Other Fed officials have avoided a clear policy signal on June, which leans toward a soft endorsement for a pause. But Cleveland Fed chief Loretta Mester and Governor Michelle Bowman have leaned the other way, saying the Fed still has more work to do before it can declare victory in its inflation fight.

“Our baseline is they’re done. But there are risks to the Fed’s path over the summer to the upside,” said Bank of America chief US economist Michael Gapen. “There are a lot of things we need to get past in order to clear the decks for a Fed rate hike.”

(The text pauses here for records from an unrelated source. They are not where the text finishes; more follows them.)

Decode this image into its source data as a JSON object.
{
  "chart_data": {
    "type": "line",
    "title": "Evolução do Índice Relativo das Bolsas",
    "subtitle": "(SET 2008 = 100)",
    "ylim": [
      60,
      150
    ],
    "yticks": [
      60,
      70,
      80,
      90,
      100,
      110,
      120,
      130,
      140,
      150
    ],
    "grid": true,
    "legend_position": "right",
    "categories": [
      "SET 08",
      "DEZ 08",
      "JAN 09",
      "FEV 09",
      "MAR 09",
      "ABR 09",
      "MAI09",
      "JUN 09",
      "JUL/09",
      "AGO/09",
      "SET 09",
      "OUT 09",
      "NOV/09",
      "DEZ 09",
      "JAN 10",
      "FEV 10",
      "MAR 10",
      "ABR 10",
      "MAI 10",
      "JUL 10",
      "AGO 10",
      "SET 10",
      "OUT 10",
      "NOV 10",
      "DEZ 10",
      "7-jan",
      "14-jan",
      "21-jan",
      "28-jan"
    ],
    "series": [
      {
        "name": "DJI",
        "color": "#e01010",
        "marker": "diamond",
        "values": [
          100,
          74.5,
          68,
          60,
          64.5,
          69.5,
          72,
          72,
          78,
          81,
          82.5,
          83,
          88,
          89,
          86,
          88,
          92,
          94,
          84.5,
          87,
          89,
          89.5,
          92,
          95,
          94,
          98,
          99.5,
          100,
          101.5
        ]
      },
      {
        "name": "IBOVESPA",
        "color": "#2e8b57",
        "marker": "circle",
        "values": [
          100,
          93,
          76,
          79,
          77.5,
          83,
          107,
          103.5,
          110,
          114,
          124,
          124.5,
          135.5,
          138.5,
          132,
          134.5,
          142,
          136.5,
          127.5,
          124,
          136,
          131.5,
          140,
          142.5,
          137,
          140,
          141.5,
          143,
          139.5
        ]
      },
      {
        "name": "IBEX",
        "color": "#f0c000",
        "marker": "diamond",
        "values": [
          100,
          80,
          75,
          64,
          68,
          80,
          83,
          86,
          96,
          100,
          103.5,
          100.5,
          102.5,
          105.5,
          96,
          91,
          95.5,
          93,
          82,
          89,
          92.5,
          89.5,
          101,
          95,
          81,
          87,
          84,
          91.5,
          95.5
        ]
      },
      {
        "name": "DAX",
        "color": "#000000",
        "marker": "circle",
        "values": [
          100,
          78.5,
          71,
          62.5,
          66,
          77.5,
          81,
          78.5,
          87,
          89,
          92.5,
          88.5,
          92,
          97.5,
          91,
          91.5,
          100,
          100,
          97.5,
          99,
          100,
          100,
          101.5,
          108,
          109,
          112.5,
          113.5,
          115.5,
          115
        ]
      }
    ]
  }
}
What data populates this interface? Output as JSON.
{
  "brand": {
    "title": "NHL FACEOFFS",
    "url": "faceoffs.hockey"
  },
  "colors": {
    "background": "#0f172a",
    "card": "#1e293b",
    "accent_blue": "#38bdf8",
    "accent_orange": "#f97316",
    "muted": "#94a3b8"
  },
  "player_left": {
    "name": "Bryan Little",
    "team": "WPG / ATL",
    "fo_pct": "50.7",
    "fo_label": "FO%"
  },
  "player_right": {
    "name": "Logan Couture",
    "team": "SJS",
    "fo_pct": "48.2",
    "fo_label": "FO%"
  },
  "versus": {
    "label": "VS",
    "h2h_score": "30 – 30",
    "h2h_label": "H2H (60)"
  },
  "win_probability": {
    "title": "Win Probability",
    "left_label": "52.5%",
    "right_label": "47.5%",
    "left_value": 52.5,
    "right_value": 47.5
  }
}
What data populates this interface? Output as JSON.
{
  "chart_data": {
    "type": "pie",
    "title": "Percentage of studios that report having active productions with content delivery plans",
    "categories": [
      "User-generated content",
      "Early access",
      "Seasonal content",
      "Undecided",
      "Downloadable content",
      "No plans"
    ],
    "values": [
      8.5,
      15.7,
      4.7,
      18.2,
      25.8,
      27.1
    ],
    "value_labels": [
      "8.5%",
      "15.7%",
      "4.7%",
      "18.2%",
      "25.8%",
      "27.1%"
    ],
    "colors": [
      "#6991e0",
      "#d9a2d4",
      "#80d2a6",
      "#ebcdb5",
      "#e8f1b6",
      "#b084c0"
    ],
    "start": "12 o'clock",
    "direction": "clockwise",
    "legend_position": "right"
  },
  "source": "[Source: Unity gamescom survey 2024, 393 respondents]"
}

Officials could leave a hawkish bias in place if they opt to stand pat next month by projecting — via their updated quarterly interest-rate forecasts — that they are not done with tightening.

Their March dot plot showed rates peaking at 5.1% according to the median estimate, and they reached that level earlier this month. If the median rate projection moved up further in June, alongside an upward revision to their broader economic forecasts, it would signal additional increases ahead without explicitly promising them.

The central bank’s May 2-3 meeting also marked a turning point in Fed decision making. After lifting rates aggressively over the last 14 months, policymakers are now taking a meeting-by-meeting approach that’ll let them more carefully calibrate policy.

With a little less than four weeks before the next meeting, officials are still waiting on a few more key data releases.

“I think the consensus-building direction is to sell June as a ‘skip,’ not a ‘pause,’” SGH Macro Advisors chief US economist Tim Duy wrote in a client note.

“The way to do this is to signal that July is assumed to be a rate hike unless the data flow shows conclusively that inflation and growth are moderating,” he said.

This article was provided by Bloomberg News.